Tristran Thorn is on a journey. The protagonist of Neil Gaiman’s Stardust promised anything in the world to the girl he thinks he loves, and she asked for the star that they had just seen fall from the sky, so Tristran takes off into Faerie in search of this treasure. When he reaches the place that he knows the star landed, he finds not a lump of molten rock and metal as he expected, but a beautiful girl in a sparkly dress whose leg was broken in her fall from the heavens.
He claims the star and begins to take her back to his home in the village of Wall, but she is not very pleased to be captured. When at one point she escapes, he fears he will never find her again, especially when sheer exhaustion forces him to sleep beneath a tree. When he wakes, he finds that the tree is talking to him and offering to help him, but having been warned to be wary of everything in Faerie, he is sceptical.
The tree rustled. 'Why don't you tell me your story so far,' said the tree, 'and let me be the best judge of whether or not I can be of help.’
Tristran began to protest. He could feel the star moving further and further away from him, at the speed of a cantering unicorn, and if there was one thing he did not have time for, it was the recitation of the adventures of his life to date. But then it occurred to him that any progress he had made on his quest so far he had made by accepting the help that had been offered to him. So he sat on the woodland floor and he told the copper beech everything he could think of…

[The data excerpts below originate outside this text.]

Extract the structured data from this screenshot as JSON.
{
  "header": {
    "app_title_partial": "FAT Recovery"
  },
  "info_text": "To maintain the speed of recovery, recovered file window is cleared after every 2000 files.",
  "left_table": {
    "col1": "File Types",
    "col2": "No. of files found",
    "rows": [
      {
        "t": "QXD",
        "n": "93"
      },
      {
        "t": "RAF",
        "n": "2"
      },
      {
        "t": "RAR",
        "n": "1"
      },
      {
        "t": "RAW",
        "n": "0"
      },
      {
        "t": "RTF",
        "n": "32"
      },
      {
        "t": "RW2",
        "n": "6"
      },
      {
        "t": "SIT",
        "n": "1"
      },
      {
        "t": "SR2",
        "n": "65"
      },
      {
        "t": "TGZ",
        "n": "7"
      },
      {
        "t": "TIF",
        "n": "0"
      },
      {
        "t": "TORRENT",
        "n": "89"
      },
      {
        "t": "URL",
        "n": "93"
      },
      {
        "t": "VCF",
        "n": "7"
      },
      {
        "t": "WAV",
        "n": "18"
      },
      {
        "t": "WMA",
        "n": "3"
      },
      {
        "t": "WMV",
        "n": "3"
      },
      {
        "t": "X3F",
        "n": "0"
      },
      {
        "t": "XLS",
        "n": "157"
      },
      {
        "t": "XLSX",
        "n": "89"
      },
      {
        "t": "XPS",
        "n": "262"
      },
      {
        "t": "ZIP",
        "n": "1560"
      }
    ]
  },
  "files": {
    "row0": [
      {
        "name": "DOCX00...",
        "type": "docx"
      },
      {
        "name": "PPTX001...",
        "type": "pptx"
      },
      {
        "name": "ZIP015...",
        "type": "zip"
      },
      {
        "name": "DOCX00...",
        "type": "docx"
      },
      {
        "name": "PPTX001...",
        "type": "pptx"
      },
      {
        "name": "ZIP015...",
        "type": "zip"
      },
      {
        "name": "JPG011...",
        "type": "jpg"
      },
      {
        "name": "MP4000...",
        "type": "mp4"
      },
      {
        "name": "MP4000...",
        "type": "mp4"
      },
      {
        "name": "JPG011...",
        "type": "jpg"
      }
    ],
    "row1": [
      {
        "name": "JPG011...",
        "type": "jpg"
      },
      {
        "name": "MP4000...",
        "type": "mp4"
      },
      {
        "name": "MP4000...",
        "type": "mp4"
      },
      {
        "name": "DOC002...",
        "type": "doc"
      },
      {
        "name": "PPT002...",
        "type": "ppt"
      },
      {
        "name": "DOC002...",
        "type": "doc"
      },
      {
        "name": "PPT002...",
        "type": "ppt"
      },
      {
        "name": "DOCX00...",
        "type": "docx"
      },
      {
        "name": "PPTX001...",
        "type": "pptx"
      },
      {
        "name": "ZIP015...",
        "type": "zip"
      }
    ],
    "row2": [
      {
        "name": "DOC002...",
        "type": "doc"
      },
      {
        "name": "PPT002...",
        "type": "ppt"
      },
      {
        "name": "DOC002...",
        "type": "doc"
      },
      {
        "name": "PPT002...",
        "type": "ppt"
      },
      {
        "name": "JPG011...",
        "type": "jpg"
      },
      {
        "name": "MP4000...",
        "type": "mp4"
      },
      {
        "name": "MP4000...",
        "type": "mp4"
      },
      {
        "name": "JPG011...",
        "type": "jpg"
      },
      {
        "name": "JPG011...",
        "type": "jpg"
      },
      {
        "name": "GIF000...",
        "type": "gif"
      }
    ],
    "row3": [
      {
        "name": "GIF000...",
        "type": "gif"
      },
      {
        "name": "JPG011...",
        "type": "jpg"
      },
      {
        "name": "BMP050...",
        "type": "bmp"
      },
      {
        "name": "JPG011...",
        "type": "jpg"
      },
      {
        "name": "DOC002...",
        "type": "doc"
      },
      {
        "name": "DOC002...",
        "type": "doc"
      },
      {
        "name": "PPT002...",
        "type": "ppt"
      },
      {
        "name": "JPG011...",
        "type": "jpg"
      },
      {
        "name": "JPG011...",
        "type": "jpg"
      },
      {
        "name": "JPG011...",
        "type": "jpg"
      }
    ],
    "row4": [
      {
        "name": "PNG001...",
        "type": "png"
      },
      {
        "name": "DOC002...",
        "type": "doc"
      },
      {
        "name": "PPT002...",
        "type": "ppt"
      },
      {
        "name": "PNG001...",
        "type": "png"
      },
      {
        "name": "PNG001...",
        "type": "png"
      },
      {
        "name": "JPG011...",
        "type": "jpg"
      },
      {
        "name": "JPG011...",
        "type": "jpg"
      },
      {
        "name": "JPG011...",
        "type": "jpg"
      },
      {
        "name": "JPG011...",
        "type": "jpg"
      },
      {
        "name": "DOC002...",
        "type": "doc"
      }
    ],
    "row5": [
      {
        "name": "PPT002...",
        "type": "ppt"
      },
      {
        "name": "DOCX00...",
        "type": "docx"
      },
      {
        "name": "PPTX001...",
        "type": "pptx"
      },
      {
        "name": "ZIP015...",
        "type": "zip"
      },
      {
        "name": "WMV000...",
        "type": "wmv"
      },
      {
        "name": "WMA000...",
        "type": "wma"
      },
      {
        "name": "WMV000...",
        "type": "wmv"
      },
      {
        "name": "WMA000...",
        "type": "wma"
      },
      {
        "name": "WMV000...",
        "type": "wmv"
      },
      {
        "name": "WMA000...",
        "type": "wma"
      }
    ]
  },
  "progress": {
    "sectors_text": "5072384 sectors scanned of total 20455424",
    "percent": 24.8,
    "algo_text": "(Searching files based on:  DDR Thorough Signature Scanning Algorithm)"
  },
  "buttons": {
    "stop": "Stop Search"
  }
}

I think the same could be said of everyone — we get by with a little help from our friends, to borrow a song lyric, but help is not always easy to accept. Pride gets in the way sometimes, or maybe, like Tristran, we fear the ulterior motives that might be lurking behind the seemingly kind gesture. In the end, though, we have to realize that we will never make any progress unless we accept the help that is offered to us — from family, from friends, from complete strangers, and ultimately, from God. We will never catch our fallen stars without it.